バイデン氏は世界との関係を再構築できる?

Imogen Foulkes

米バイデン次期政権の4年間に、何が米国そして全世界を待ち受けているのでしょう?また、バイデン氏の勝利は、国際都市ジュネーブの人権、多国間主義、そして国際連合(UN)システム全体にとって何を意味するのでしょう?

※この記事のコンテンツは、ポッドキャスト「インサイド・ジュネーブ(Inside Geneva)」(英語)で先行配信しました。

11月の第1週、皆さんは眠れましたか?私はあまり眠ることができませんでした。何日もの間、米大統領選挙が地球全体を支配しているかのようでした。夜遅くまで起きていれば、あの重要な州がどちらにしても呼ばれるのが聞こえるのではないか…早起きすれば、ついに結果が出るのではないか…と私は考え続けました。
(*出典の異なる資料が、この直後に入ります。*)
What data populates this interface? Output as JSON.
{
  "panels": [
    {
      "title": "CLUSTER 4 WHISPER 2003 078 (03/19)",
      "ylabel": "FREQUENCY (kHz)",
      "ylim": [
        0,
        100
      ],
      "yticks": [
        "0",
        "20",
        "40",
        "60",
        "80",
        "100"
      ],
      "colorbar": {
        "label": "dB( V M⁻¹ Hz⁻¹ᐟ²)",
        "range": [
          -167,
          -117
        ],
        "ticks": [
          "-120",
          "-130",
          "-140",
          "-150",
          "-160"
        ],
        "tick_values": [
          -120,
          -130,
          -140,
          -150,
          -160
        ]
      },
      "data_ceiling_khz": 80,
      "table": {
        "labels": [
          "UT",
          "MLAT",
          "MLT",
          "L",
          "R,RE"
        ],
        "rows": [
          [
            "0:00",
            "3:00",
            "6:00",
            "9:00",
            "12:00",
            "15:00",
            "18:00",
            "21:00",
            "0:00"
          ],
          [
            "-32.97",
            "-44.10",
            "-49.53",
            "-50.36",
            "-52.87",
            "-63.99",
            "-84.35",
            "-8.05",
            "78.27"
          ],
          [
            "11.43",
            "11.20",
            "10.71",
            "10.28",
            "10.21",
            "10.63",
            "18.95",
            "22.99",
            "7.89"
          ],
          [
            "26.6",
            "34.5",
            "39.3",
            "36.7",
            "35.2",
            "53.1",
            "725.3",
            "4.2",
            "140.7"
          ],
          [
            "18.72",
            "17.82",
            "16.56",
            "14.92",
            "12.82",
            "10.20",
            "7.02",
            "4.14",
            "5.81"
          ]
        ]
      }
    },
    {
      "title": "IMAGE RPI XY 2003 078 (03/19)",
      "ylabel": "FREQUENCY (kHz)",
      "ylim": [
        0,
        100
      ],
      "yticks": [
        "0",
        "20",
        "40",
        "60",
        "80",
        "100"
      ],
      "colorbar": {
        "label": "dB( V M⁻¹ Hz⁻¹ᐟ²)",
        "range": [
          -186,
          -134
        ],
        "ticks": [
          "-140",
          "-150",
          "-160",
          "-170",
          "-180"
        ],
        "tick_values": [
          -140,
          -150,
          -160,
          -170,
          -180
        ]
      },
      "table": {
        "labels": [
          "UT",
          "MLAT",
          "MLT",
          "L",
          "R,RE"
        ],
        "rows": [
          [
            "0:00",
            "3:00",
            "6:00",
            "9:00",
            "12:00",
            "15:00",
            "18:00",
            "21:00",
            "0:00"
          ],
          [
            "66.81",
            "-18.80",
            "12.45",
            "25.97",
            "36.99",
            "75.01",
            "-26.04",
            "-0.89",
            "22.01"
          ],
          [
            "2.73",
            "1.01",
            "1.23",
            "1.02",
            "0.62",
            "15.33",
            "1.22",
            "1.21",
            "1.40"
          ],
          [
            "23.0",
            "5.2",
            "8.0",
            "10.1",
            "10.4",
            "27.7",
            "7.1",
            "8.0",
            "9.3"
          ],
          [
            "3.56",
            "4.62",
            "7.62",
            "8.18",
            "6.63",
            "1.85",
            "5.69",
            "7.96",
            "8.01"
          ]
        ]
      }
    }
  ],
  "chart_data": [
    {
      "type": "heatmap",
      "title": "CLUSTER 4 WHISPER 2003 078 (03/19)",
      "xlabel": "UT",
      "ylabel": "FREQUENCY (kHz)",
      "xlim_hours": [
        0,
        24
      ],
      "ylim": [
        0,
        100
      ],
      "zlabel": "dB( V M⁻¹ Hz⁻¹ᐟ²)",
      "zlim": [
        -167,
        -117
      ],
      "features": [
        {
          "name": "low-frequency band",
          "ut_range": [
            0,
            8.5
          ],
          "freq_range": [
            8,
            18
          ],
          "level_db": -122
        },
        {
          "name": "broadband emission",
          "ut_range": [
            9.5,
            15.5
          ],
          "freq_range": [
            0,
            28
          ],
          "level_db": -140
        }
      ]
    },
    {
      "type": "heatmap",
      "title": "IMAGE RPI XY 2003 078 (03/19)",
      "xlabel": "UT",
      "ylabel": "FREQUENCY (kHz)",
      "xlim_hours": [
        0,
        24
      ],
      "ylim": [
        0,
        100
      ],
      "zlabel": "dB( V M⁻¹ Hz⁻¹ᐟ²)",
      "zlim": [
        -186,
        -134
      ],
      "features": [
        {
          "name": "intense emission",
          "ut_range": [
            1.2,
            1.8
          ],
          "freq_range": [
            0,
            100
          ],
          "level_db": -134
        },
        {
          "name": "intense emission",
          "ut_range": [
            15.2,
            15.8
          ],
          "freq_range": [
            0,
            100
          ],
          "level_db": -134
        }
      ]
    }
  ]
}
私は睡眠不足のまま、何千マイルも離れた国の選挙に、なぜこれほどまでに注目するのかと自問しながらその週を終えたのです。

もちろん簡単な答えはあります―ばかげていますが、米国だからです。米国が何をするか、誰が政権に就くかは、私達みんなの生活に重大な影響を及ぼし続けています。そして、シリア内戦で見てきましたように、米国の不在は、例えばロシアといった他のプレーヤーに地政学的な影響力を発揮する余地を与えます。

ですから、ドナルド・トランプ氏のように、対立を生む、予測不可能な人物が大統領になると、私達はホワイトハウスの動向になお一層注目するようになります。深夜の怒涛の記者会見からツイートの連発にいたるまで、私達はトランプ政権の紆余曲折を追いかけてきました。面白いからだけではなく、世界にとって本当に重要だからです。
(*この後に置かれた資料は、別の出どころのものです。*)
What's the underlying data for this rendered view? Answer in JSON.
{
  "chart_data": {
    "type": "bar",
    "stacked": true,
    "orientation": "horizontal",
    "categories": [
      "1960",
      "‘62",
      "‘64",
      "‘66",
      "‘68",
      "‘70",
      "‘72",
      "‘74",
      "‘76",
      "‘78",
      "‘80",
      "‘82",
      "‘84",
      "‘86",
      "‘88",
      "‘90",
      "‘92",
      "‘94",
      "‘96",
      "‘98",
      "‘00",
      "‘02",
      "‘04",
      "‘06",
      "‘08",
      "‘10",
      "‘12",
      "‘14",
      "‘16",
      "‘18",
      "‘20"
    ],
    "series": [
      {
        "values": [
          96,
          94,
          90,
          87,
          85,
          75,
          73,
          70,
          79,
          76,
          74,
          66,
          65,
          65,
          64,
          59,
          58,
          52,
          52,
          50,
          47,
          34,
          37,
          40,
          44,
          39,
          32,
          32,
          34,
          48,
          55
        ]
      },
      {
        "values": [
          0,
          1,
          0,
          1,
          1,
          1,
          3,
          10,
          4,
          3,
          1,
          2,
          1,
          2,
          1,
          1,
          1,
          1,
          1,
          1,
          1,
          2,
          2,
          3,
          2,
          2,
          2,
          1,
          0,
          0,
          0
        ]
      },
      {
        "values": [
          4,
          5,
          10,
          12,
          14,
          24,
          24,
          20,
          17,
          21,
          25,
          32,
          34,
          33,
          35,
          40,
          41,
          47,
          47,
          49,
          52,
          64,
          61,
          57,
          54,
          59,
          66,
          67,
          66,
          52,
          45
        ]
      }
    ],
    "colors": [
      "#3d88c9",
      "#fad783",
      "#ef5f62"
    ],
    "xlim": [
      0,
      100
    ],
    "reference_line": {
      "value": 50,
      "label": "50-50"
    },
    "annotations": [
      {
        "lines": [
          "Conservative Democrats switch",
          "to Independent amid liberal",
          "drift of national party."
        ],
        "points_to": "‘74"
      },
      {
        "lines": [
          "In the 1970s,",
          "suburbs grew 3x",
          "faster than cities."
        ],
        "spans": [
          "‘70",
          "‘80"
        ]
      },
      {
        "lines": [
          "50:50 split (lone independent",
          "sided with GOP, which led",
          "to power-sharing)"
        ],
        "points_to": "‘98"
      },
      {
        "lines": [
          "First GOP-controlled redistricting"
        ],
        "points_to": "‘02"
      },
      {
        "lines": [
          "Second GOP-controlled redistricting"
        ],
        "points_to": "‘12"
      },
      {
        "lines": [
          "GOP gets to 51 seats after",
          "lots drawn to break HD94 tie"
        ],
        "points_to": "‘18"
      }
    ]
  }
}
国際都市ジュネーブはそのことをたいていの人よりもよく知っています。トランプ政権は、世界貿易機関(WTO)の(最高裁判事に相当する)上級委員会委員の選任を拒否して国際貿易紛争の解決を事実上停止させ、国連人権理事会(UNHCR)から脱退し、世界保健機関(WHO)に暴言を吐き、ジュネーブを失望させてきました。リスナーの皆さんはご存知のように、ポッドキャスト「インサイド・ジュネーブ(Inside Geneva)」では、トランプ・ドクトリン(こう呼んで差し支えなければ)が、多国間主義や第2次世界大戦後に採択された基本原則にとって何を意味するのかを定期的に取り上げてきました。

トランプ氏が退任することになった今(抵抗して大騒ぎをしているかもしれませんが、同氏のホワイトハウス退場が避けられないことは今や明らかです)、私達は日の当たる高台に戻るのでしょうか?
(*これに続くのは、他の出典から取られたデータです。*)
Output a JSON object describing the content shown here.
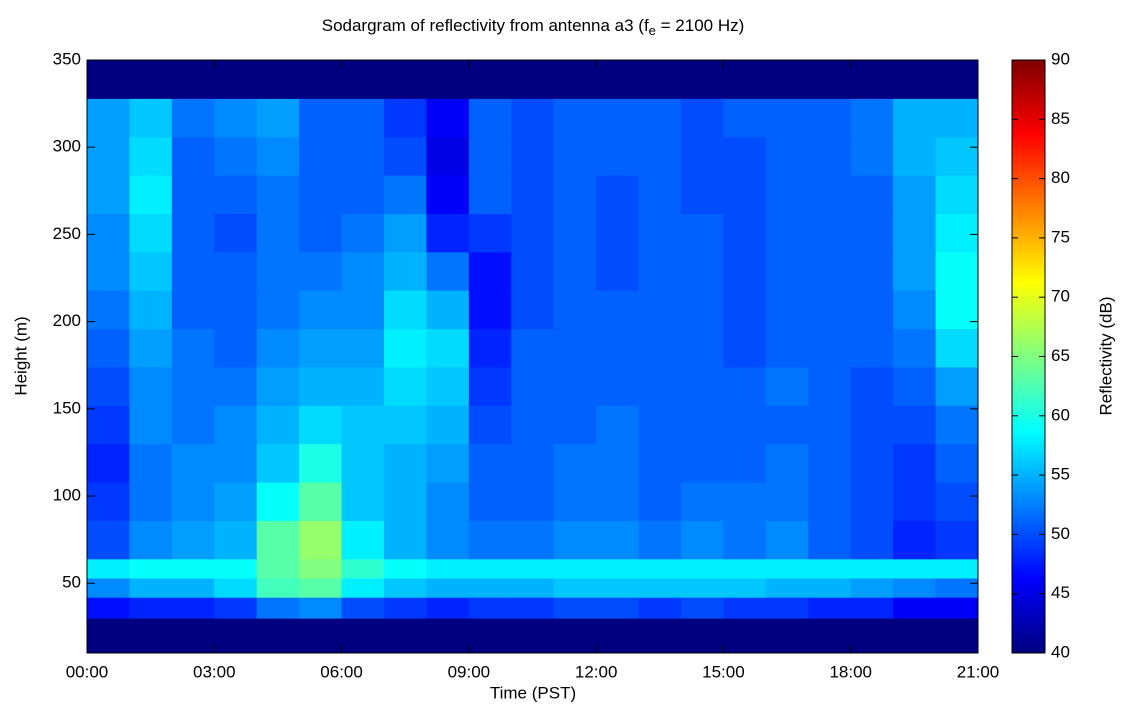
{
  "chart_data": {
    "type": "heatmap",
    "title": "Sodargram of reflectivity from antenna a3 (f",
    "title_subscript": "e",
    "title_end": " = 2100 Hz)",
    "x_label": "Time (PST)",
    "y_label": "Height (m)",
    "colorbar_label": "Reflectivity (dB)",
    "colormap": "jet",
    "x_bins": [
      0,
      1,
      2,
      3,
      4,
      5,
      6,
      7,
      8,
      9,
      10,
      11,
      12,
      13,
      14,
      15,
      16,
      17,
      18,
      19,
      20,
      21
    ],
    "y_bins": [
      10,
      30,
      42,
      53,
      64,
      86,
      108,
      130,
      152,
      174,
      196,
      218,
      240,
      262,
      284,
      306,
      328,
      350
    ],
    "z": [
      [
        40,
        40,
        40,
        40,
        40,
        40,
        40,
        40,
        40,
        40,
        40,
        40,
        40,
        40,
        40,
        40,
        40,
        40,
        40,
        40,
        40
      ],
      [
        47,
        48,
        48,
        49,
        52,
        53,
        50,
        49,
        48,
        49,
        49,
        50,
        50,
        49,
        50,
        49,
        49,
        48,
        48,
        46,
        46
      ],
      [
        53,
        55,
        55,
        57,
        62,
        63,
        58,
        56,
        55,
        55,
        55,
        56,
        56,
        56,
        56,
        56,
        55,
        55,
        54,
        53,
        52
      ],
      [
        58,
        59,
        59,
        59,
        63,
        65,
        61,
        59,
        58,
        58,
        58,
        58,
        58,
        58,
        58,
        58,
        58,
        58,
        58,
        58,
        58
      ],
      [
        50,
        53,
        54,
        55,
        63,
        66,
        58,
        55,
        53,
        52,
        52,
        53,
        53,
        52,
        53,
        52,
        53,
        51,
        50,
        48,
        49
      ],
      [
        49,
        52,
        53,
        54,
        59,
        63,
        56,
        55,
        53,
        51,
        51,
        52,
        52,
        51,
        52,
        52,
        52,
        51,
        50,
        49,
        50
      ],
      [
        48,
        52,
        53,
        53,
        56,
        60,
        56,
        55,
        54,
        51,
        51,
        52,
        52,
        51,
        51,
        51,
        52,
        51,
        50,
        49,
        51
      ],
      [
        49,
        53,
        52,
        53,
        55,
        57,
        56,
        56,
        55,
        50,
        51,
        51,
        52,
        51,
        51,
        51,
        51,
        51,
        50,
        50,
        52
      ],
      [
        50,
        53,
        52,
        52,
        54,
        55,
        55,
        57,
        56,
        49,
        51,
        51,
        51,
        51,
        51,
        51,
        52,
        51,
        50,
        51,
        54
      ],
      [
        51,
        54,
        52,
        51,
        53,
        54,
        54,
        58,
        57,
        48,
        51,
        51,
        51,
        51,
        51,
        50,
        51,
        51,
        51,
        52,
        57
      ],
      [
        52,
        55,
        51,
        51,
        52,
        53,
        53,
        57,
        55,
        47,
        50,
        51,
        51,
        51,
        51,
        50,
        51,
        51,
        51,
        53,
        59
      ],
      [
        53,
        56,
        51,
        51,
        52,
        52,
        53,
        55,
        52,
        47,
        50,
        51,
        50,
        51,
        51,
        50,
        51,
        51,
        51,
        54,
        59
      ],
      [
        53,
        57,
        51,
        50,
        52,
        51,
        52,
        54,
        48,
        49,
        50,
        51,
        50,
        51,
        51,
        50,
        51,
        51,
        51,
        54,
        58
      ],
      [
        54,
        58,
        51,
        51,
        52,
        51,
        51,
        52,
        46,
        51,
        50,
        51,
        50,
        51,
        50,
        50,
        51,
        51,
        51,
        54,
        57
      ],
      [
        54,
        57,
        51,
        52,
        53,
        51,
        51,
        50,
        45,
        51,
        50,
        51,
        51,
        51,
        50,
        50,
        51,
        51,
        52,
        55,
        56
      ],
      [
        54,
        56,
        52,
        53,
        54,
        51,
        51,
        49,
        46,
        51,
        50,
        51,
        51,
        51,
        50,
        51,
        51,
        51,
        52,
        55,
        55
      ],
      [
        40,
        40,
        40,
        40,
        40,
        40,
        40,
        40,
        40,
        40,
        40,
        40,
        40,
        40,
        40,
        40,
        40,
        40,
        40,
        40,
        40
      ]
    ],
    "xlim": [
      0,
      21
    ],
    "xticks": [
      {
        "value": 0,
        "label": "00:00"
      },
      {
        "value": 3,
        "label": "03:00"
      },
      {
        "value": 6,
        "label": "06:00"
      },
      {
        "value": 9,
        "label": "09:00"
      },
      {
        "value": 12,
        "label": "12:00"
      },
      {
        "value": 15,
        "label": "15:00"
      },
      {
        "value": 18,
        "label": "18:00"
      },
      {
        "value": 21,
        "label": "21:00"
      }
    ],
    "ylim": [
      10,
      350
    ],
    "yticks": [
      50,
      100,
      150,
      200,
      250,
      300,
      350
    ],
    "clim": [
      40,
      90
    ],
    "cticks": [
      40,
      45,
      50,
      55,
      60,
      65,
      70,
      75,
      80,
      85,
      90
    ]
  }
}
バイデン次期大統領がリセットボタンを押して、私達を2016年以前の時代に連れ戻すのでしょうか?

これが今週のポッドキャスト「インサイド・ジュネーブ」のテーマです。

ジュネーブ国際開発高等研究所(IHEID)のユッシ・ハンヒマキ教授外部リンク、国連人権高等弁務官事務所(OHCHR)のダイレクター、ペギー・ヒックス氏とそして常連のアナリスト、ダニエル・ワーナー氏をゲストにお迎えして、バイデン次期政権の4年間、ジュネーブ、米国、そして世界を何が待ち受けているかについて徹底的に議論します。

※このリンクをクリックしていただければ、ポッドキャストにアクセスすることができます。

ここで私達の議論の一部を紹介しましょう。

OHCHRのヒックス氏は、米国が再び人権に取り組むことに高い期待を寄せています。「人権擁護は自国から始めなければならない」と米国に一定の謙虚さを持つよう勧めています。

その一方で、IHEIDのハンヒマキ教授は「米国第一主義が議題から外れたことは一度もない」と指摘し、過度の期待を牽制します。

そして、アナリストのワーナー氏は、次期政権は、気候変動と新型コロナウイルスの世界的大流行に取り組むと公約したにもかかわらず、ジュネーブに関連する他の重要な問題についてはかなり静かだ、と警告します。「バイデン次期大統領もハリス次期副大統領もシステムとしての国連を支持する態度は表明していない」

多国間主義、再び軌道に?

今後の4年間に関する論点は、各国が多国間主義に再びコミットするかどうかではなく、その関与が、関与を決めた個々の国家のためではなく、真に全世界に貢献しようとするものであるかどうかだ、と私達の意見は一致しました。

興味深い議論ですので、多国間主義の将来について私達がどのような合意に達するのか、ぜひお時間を割いてポッドキャストを聞いていただきたいと思います。

そこで別のトピックに移ります。2021年が近づいていますので、「インサイド・ジュネーブ」制作チームはホットな話題を注意深く探しています。すでに2つのアイデアがあります。1つ目として、私達の世界を変えた条約に関する新特別番組を始める予定です。番組では、条約交渉に携わった人々と条約のおかげで生活が改善した人々にインタビューします。初回は(1999年に発効した)対人地雷禁止条約(オタワ条約)を取り上げるつもりです。

世の中には何百もの条約が存在します。何千年も前に締結されたものもあれば、今世紀初めに締結されたばかりのものもあります。あなたにとって身近な条約はどれですか?有害な廃棄物の国境を越えた移動を規制する「バーゼル条約」?それとも、国際捕鯨取締条約?あるいは、1864年まで遡って、傷病兵の救護などを定めた最初のジュネーブ条約でしょうか?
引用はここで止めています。